Other Western leaders have also tried their hand, with the German Chancellor Olaf Scholz descending on the Gulf region in the hope of finding a substitute for Russian oil and gas. But China had beat them to it, signing tens of billions of dollars of bidding contracts, though Europe, too, is signing energy deals with the region’s monarchies.

Yet while energy has been central to the new scramble for the Gulf, there is more to US frustration than mere oil and gas contracts. Unlike the fun and friendly “golf scramble”, the Gulf scramble may prove ferocious and furious.

Biden’s frantic – even desperate – attempt to shore up the dwindling authority of the US in one of its most important spheres of influence is driven by the fear that China is willing and capable of filling the void that America may leave behind in the region and beyond.

After all, the US pivot to Asia to contain a rising China has come at a time when Beijing has been increasingly focusing its attention on the Gulf and Middle East, to secure more trade and investments than ever before.

Beijing has established a naval base in Djibouti, deployed a flotilla to the Persian Gulf, and reached strategic partnerships with Algeria, Egypt, the United Arab Emirates and Iran. It has also staged massive naval drills with Russia and Iran.
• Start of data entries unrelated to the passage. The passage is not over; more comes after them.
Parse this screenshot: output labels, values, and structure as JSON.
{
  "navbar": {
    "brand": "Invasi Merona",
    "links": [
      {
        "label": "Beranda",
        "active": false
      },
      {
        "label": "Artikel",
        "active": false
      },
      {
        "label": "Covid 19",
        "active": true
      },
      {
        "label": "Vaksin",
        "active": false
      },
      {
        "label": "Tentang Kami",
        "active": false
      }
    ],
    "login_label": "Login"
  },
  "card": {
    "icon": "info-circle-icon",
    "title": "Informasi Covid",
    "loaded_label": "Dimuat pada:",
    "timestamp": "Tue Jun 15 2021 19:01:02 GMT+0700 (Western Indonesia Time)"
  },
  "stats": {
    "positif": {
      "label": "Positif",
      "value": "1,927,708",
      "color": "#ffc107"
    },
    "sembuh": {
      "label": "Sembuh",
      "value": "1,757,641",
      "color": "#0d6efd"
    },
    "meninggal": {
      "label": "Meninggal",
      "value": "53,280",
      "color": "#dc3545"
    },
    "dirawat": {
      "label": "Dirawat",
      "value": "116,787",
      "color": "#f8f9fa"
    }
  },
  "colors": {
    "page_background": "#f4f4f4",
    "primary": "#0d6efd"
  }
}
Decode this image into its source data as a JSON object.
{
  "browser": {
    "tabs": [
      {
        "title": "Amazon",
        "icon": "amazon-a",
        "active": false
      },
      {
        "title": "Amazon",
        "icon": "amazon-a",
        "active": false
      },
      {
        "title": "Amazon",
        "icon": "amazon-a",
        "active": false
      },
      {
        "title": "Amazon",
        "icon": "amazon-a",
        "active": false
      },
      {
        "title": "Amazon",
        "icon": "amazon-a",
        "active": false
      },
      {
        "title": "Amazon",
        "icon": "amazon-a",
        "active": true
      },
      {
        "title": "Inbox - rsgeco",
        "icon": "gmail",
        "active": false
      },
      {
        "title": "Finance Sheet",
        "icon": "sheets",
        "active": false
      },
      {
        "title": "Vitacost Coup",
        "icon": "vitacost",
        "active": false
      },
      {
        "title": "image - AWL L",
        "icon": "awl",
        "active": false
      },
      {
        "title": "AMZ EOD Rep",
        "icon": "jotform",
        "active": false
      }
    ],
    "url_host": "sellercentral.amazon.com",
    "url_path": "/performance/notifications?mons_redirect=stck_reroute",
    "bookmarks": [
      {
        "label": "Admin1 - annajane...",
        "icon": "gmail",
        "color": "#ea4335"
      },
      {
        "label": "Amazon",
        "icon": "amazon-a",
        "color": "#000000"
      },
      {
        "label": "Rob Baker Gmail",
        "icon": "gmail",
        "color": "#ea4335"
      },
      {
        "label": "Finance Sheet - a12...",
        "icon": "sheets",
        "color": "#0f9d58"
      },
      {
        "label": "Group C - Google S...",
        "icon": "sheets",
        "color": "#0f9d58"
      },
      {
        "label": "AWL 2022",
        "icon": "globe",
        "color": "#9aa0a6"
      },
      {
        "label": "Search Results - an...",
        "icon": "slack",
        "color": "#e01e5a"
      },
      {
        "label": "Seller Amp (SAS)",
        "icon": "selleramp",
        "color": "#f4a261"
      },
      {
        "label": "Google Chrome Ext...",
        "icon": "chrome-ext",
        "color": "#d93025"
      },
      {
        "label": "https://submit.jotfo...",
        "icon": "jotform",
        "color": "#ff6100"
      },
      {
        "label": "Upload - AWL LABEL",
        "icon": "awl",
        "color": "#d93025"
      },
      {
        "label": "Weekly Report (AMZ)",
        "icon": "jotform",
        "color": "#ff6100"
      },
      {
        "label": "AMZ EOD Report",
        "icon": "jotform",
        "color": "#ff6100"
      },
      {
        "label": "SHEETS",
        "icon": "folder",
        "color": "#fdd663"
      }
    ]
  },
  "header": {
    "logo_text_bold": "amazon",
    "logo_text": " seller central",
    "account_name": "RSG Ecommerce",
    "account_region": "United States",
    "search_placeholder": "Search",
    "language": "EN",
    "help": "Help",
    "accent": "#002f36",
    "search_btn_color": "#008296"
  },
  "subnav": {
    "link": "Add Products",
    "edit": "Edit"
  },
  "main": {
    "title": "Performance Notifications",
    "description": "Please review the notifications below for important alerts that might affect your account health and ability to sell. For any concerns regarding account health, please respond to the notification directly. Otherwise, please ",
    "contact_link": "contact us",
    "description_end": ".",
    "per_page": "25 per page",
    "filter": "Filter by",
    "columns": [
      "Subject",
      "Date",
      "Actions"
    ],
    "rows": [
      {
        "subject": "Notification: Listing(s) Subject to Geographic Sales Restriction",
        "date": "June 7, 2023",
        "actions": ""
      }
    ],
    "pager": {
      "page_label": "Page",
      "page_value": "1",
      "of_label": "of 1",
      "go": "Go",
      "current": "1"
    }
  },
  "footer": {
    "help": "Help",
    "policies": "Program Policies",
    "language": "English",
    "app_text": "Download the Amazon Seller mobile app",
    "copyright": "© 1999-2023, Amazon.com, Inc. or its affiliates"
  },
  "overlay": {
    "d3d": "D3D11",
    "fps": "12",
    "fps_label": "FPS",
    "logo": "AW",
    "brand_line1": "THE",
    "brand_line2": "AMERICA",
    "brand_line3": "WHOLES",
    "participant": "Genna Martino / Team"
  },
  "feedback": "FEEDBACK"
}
Unlike the energy-sufficient US, China needs the Gulf region to supply it with the oil and gas resources it needs to sustain and strengthen its economic growth and military machine and to become a world power.

And that’s precisely what irks Washington. As the status quo superpower, America has dominated the region for decades whether through soft or hard power, including costly military interventions since the 1980 Carter Doctrine stipulated that the United States would use military force, if necessary, to defend its national interests in the Persian Gulf.

It is not about to share all of that with what it sees as a revisionist Asian power that seeks to reshape the international order. After the USA team crashed out of the World Cup in Qatar, a popular joke on social media observed sardonically that this was the quickest that the US had ever left the Middle East.

Washington will insist on having a say regarding the shape and form of GCC-China relationships, which is sure to create new diplomatic, even geopolitical tensions. But as I wrote last year, the jury is still out on Beijing’s revisionism.

Unlike the Soviet Union, China is deeply integrated into the Western-led international system, and does not seek world domination through an alternative global ideology, even if it does insist on co-authoring the principles of a new world order as an equal partner.

And as Scholz writes in the upcoming issue of Foreign Affairs: “China’s rise does not warrant isolating Beijing or curbing cooperation. But neither does China’s growing power justify claims for hegemony in Asia and beyond. No country is the backyard of any other—and that applies to Europe as much as it does to Asia and every other region.”

Alas, history tells us that a rising power and dominant power are bound for a costly collision. But history also teaches us to learn from history; to see that accommodation and integration trump collusion and confrontation.

With more than its share of conflict and war, no region knows that better than the Middle East.